Asking For Help
Things have been pretty crazy lately at our house. We’ve had many weekends of activities planned for the last month. We had the pleasure of my eldest stepdaughter visiting with us for a week. We had in-laws visiting, barbeques happening, end-of-summer parties, weddings and baby showers all in the last few weeks. All very fun, but whew! Kind of a LOT to do on top of raising three girls and working full-time for both of us.
I also should admit (although the header of “do it yourself mom” should be a good indicator) that I tend to try and do too much myself. Now I am by no means an anal-retentive super-cleaner or organizer. But I do tend to just take care of things because, in my head, it is just easier or quicker.
In the height of our busy and crazy schedule I was thankfully able to relearn that things are always better and even smoother if you just ask for help. At ages seven and eight, our younger girls are more than capable to pitch in. They have regular small chores which help a little each day, but in a pinch, they are really quite helpful. Actually, they are still young enough to think that some chores are fun because they haven’t been able to do them yet. “Yay dusting! Yay sweeping! Oooo, I get to use the mop!?! Oh yeah!”
The older girls, however, are a little more like husbands… they will do whatever you ask, just don’t expect them to know all that needs to get done. I gained a solid appreciation of this in the last couple of weeks. With one daughter at age 14 in the throes of hairstyles, new clothes, popularity and boys, she can sleep in a completely unmade bed for days before noticing. She has a list of chores as well, but unless you direct her completely consumed perception toward the list, it will just go undone.
I found myself in the middle of a pretty messy house, dinner guests coming, grocery shopping to do, laundry woefully behind and in a fairly lousy mood. In that mood, I start doing that martyr thing I can do so well. Starting to resent the fact that “I had to do it all” and no one seemed to notice. Then the dog-piling began and I started playing out the fight in my head that would come if I asked everyone to take something off my plate. Very unhappy place to be and I took myself there from zero to crappy in less than a minute.

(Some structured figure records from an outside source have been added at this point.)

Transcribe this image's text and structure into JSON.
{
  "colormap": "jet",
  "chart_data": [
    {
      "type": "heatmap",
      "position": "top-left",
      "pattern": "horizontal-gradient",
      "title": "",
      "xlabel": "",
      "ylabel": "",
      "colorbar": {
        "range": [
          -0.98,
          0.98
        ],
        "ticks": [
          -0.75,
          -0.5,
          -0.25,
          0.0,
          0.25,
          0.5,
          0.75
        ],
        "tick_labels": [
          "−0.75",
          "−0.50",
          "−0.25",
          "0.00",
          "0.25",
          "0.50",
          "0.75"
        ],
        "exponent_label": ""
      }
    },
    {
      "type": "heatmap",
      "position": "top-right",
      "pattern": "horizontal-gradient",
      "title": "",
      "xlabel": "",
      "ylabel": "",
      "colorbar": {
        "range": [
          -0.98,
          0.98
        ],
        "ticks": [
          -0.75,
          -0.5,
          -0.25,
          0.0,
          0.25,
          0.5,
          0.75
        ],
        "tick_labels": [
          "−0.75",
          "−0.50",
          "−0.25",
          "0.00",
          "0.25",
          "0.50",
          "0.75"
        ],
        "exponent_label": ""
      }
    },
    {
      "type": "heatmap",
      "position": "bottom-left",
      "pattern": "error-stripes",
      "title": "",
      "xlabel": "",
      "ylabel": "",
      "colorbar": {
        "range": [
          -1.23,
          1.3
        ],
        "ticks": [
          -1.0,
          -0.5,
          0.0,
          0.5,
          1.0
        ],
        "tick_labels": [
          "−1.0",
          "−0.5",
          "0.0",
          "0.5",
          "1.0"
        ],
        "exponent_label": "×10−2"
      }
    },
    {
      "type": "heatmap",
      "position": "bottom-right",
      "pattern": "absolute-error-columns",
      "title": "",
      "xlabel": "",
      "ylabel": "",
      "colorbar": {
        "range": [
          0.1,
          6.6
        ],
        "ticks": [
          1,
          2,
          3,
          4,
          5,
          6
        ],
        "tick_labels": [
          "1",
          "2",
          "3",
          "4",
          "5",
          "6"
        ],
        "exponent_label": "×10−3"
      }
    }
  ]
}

Fortunately, my eldest was there and she has been reading that bulging vein in my forehead for years. She just started taking care of some small things and asked me what else she could do. She set a great example for both the younger girls but also for me. All I have to do is ask and I will get what I need. It was a blissfully refreshing moment and made me feel grateful and proud of my family. In less than an hour-and-a-half, the house was tidy, the dishes done and grocery shopping complete.
Sometimes I need a refresher course on parenting and it is always an unexpected surprise to receive it from my kids. I learned again that our kids would rather jump up and pitch in rather than see me run ragged all over the place stressing out. Neat, huh? I recommend that everyone try it.